An Uncut Diamond
A Memoir
This tough yet valuable memoir reveals a woman who overcame a harsh upbringing; learning to love herself becomes an act of courage.
At once an origin story and a journey into academia, An Uncut Diamond traverses history with arresting clarity. Angela N. Hsi’s memoir details her life in China, Taiwan, and the US, revealing the challenges of immigrating to carve out a new identity.
The memoir begins with Hsi’s orphaned parents, who met in 1930, before Japan’s invasion of China. Meticulous scenes draw a flourishing intellectual milieu, setting the stage for losses to come. Political context skillfully braids with Hsi’s family background to offer an incisive view of a troubled era. The book then explores the stretch after Hsi’s birth in 1939, including the war, the family’s flight to Taiwan, and Hsi’s formative years in an educational system that thwarted creativity while punishing outspokenness.
Despite hardship, including her parents’ favoritism toward their sons and various abuses, there’s seldom overdrawn bitterness. The Taiwan of the 1950s comes alive in all its unsparing moments, which are thoughtfully balanced by glimpses of the author’s spirited resourcefulness. It’s a sharp contrast, then, when the book veers into Hsi’s early adulthood.
Middle chapters unfold in painstaking, chronological episodes. The details of settling in the US to attend graduate school slow the pace. They cover transfers to universities in multiple states and frustrating changes in housing situations. The numerous history departments Hsi attended blur into a series of initially exciting but ultimately dissatisfying sites. The result is a repetitive pattern of uprooting and re-describing the problems of starting anew. Along the way, love and marriage provide additional narrative strands, though they’re sometimes lost amid the arcane nature of exploring academia.
Hsi’s dream of becoming a historian seems stymied as much by the prejudices and gendered ideas of the era as by other issues that are glanced on but left unexplored. Without reflective hindsight, the richer substory on how truth is shaped and how histories differ in the telling—especially when it comes to revisiting ideas of home from a distance—ends up being subsumed by logistics.

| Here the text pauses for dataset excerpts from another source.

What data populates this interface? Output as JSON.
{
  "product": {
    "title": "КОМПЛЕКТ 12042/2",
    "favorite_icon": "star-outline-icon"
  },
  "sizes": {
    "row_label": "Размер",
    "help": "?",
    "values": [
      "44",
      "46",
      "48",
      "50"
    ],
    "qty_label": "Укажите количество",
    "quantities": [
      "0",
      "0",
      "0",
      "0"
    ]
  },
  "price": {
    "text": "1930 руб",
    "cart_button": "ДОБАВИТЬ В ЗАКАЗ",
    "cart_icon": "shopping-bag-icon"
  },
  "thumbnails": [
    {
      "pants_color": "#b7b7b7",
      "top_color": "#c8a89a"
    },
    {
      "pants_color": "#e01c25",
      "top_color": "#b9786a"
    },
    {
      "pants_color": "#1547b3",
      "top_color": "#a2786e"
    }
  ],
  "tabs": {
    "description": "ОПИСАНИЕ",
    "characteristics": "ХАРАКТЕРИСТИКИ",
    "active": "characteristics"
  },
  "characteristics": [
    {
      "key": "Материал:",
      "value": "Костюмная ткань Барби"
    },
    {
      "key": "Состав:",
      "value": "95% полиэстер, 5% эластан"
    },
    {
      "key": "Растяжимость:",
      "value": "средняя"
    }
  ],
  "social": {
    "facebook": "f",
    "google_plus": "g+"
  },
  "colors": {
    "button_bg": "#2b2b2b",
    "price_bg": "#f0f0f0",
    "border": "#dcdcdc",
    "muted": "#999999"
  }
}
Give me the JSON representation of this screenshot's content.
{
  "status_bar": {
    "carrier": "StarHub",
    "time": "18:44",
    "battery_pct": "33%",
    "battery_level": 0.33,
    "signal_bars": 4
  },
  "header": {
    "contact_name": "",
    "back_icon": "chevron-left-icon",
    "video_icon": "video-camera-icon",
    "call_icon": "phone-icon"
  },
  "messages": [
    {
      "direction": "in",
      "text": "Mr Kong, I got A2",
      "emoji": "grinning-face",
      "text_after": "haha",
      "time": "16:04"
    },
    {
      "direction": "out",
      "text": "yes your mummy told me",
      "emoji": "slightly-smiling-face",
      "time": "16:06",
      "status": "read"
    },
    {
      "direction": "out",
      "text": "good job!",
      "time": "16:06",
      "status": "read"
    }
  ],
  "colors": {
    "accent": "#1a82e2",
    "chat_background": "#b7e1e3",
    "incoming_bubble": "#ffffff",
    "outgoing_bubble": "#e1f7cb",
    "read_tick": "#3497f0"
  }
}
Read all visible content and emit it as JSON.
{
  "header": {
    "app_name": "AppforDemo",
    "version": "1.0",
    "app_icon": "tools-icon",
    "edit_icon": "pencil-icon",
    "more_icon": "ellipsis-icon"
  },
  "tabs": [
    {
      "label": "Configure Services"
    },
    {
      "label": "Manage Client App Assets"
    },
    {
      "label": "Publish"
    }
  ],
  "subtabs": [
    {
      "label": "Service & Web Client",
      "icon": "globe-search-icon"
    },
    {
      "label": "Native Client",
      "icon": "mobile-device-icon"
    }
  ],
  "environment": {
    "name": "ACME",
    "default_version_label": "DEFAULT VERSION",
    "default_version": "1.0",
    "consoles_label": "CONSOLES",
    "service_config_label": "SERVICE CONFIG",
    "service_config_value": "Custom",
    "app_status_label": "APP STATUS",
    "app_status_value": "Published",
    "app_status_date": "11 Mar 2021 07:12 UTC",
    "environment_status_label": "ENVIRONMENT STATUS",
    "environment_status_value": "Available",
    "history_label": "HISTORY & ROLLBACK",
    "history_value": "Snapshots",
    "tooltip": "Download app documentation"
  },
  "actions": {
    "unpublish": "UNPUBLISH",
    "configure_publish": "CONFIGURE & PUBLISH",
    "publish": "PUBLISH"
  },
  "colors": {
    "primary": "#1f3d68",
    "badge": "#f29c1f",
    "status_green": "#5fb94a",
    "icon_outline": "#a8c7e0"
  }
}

The final section shifts in tone when discussing a failed research project. It’s both specialized in its details and defensive, including the text of a letter sent to a professor after the work was rejected. Rather than serving as a window into the emotionally pivotal episode, it seems out of place. The memoir winds down with a sudden career change that reads as an abrupt conclusion to a lifelong quest, though the book’s epilogue adds some hindsight.
Like the uncut diamond of its title, this tough yet valuable memoir reveals a woman who overcame a harsh upbringing; learning to love herself becomes an act of courage.